In 2018, Loftin's freshman year at Baylor, he appeared in 55 games (making 53 starts), batting .306 with six home runs and 36 RBIs, earning Freshman All-American honors alongside being named to the Big 12 Conference All-Second Team and All-Freshman Team. As a sophomore in 2019, Loftin started 53 games in which he hit .323 with six home runs, 41 RBIs, and 18 doubles. He was named to the All-Big 12 First Team. That summer, he played for both the Hyannis Harbor Hawks of the Cape Cod Baseball League and for the United States collegiate national baseball team. Prior to Loftin's junior year in 2020, he was named the Big 12 Conference Preseason Player of the Year. Over 14 games for his junior season, he batted .298 with two home runs and 15 RBIs before the college baseball season was cut short due to the COVID-19 pandemic.

==Professional career==
The Kansas City Royals selected Loftin with the 32nd overall pick in the 2020 Major League Baseball draft. On June 23, Loftin signed with the Royals on a $3 million signing bonus. He did not play in a game in 2020 due to the cancellation of the minor league season because of the COVID-19 pandemic.

Loftin was assigned to the Quad Cities River Bandits of the High-A Central for the 2021 season, slashing .289/.373/.463 with ten home runs and 57 RBIs over ninety games. He was assigned to the Northwest Arkansas Naturals of the Double-A Texas League to begin the 2022 season. In early August, he was promoted to the Omaha Storm Chasers of the Triple-A International League. Over 128 games between the two teams, he slashed .254/.333/.403 with 17 home runs and 66 RBIs. Loftin returned to Omaha to open the 2023 season. In 82 games in Triple-A, he batted .270/.344/.444 with 14 home runs and 56 RBI.

On September 1, 2023, Loftin was selected to the 40-man roster and promoted to the major leagues for the first time. He made his MLB debut that day versus the Boston Red Sox and went 2-for-3 with a double, a walk, an RBI, and one run scored in a 13-2 Royals win.

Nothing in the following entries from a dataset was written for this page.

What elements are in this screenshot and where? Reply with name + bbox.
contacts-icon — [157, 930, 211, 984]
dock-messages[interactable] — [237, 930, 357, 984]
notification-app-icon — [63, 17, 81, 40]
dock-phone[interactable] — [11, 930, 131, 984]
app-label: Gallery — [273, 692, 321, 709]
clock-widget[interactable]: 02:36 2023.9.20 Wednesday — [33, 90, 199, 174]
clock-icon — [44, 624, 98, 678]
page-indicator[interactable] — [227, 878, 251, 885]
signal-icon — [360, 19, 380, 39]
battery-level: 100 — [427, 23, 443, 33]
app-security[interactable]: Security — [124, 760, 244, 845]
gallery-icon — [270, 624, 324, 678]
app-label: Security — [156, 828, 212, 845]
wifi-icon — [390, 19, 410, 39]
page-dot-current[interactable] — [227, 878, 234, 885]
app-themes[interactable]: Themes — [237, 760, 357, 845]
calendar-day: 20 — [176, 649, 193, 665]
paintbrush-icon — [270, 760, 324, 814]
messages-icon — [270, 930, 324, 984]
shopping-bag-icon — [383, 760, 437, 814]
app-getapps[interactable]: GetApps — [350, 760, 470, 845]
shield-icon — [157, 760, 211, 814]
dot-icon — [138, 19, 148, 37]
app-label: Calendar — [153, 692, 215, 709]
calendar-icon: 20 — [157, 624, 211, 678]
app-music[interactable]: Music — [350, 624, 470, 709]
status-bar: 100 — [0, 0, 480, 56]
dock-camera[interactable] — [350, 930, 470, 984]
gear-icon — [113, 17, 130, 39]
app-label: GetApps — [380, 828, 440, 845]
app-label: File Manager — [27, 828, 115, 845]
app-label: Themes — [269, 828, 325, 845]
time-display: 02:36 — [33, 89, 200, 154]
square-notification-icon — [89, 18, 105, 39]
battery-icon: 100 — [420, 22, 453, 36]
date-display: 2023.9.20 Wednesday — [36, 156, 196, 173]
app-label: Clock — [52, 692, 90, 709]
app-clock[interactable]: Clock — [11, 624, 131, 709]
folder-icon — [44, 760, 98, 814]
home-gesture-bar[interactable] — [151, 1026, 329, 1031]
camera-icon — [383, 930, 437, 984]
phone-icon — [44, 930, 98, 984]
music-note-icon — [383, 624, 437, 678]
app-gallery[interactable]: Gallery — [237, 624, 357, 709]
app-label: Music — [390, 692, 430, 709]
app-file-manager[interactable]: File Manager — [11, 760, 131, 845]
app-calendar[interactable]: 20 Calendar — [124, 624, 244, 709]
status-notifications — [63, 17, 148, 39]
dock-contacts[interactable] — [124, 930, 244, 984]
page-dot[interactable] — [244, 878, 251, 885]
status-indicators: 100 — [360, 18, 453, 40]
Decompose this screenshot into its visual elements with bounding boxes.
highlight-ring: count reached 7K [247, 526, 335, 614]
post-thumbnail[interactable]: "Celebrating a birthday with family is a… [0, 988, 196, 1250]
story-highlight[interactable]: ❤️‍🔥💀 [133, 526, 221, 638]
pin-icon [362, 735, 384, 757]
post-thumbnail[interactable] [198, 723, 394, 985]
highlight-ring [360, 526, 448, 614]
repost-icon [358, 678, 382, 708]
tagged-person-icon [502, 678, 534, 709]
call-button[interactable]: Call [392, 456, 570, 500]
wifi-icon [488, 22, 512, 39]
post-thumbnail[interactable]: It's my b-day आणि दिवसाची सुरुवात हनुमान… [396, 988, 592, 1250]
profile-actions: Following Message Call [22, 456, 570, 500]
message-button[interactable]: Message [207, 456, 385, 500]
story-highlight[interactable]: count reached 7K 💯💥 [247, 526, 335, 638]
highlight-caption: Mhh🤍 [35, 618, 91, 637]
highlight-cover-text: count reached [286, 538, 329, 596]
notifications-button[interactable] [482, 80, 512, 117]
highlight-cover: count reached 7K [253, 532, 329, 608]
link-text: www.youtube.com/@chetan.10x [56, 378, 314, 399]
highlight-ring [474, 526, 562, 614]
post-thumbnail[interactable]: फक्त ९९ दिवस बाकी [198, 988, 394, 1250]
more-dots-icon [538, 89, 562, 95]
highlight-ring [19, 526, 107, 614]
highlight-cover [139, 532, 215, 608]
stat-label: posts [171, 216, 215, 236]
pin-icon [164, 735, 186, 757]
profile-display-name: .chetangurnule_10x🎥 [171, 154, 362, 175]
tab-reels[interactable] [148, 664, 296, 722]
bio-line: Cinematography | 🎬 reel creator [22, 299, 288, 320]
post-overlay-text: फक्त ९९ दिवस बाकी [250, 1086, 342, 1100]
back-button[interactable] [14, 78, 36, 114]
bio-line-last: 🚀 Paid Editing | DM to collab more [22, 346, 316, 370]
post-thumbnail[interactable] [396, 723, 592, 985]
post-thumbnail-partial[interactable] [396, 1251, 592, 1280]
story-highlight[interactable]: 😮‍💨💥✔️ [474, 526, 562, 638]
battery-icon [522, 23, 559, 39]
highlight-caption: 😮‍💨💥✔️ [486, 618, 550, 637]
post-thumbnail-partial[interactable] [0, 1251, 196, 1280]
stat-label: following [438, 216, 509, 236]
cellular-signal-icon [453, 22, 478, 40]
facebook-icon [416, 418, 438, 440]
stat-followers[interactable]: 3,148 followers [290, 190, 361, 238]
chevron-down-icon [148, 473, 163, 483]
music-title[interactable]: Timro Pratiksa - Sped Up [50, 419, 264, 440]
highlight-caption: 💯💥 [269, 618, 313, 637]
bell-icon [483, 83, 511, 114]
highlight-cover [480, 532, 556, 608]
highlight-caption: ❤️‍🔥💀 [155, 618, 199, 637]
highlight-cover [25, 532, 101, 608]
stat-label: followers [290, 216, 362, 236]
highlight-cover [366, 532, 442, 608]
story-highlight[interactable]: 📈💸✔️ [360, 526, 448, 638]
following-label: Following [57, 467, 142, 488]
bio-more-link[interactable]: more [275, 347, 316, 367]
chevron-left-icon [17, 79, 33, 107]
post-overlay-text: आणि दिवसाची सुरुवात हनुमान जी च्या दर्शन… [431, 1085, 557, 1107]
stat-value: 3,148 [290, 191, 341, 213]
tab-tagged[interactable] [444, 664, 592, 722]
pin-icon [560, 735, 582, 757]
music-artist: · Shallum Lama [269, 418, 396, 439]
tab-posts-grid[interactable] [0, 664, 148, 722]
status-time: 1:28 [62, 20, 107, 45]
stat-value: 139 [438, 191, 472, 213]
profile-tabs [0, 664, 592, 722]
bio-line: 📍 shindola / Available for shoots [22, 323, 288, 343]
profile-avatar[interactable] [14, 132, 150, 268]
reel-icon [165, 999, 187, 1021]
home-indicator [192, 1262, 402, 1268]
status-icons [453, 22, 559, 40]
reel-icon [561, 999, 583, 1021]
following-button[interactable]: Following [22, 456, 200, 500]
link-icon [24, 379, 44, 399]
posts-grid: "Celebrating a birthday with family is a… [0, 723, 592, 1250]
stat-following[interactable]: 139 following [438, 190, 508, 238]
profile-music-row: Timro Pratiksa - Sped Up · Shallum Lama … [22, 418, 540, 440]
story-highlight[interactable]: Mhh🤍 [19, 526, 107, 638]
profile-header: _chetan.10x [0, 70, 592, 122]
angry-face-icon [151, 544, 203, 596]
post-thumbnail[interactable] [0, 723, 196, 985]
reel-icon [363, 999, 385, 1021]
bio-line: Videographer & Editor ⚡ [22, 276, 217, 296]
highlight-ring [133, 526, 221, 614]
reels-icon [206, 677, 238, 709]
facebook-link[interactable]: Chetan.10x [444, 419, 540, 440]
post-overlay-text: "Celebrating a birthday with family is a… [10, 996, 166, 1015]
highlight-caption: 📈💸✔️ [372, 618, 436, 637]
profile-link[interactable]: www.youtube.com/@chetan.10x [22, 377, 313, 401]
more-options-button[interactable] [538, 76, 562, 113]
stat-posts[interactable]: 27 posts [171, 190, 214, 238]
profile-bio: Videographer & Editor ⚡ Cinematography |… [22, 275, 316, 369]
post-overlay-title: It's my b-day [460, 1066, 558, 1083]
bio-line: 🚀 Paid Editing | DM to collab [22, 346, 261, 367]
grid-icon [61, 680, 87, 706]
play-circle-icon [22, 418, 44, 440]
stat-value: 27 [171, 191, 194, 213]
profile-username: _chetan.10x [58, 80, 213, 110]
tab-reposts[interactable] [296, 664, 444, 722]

The Royals named Loftin to his first ever Opening Day roster to begin the 2024 season. On May 31, 2024, he pitched a scoreless ninth inning in relief during a blowout against the San Diego Padres. On June 20, Loftin hit his first MLB home run off of Hogan Harris of the Oakland Athletics. Across 56 appearances for the Royals, he batted .189/.282/.236 with one home run, 14 RBI, and one stolen base. He also played with Omaha and hit .302 with seven home runs over 58 games.

Loftin was optioned to Omaha to begin the 2025 season. He was recalled by the Royals on April 27. Loftin played in 67 games for the Royals and hit .208 with four home runs and 20 RBI. Across 43 games in the minor leagues with Omaha, he batted .303.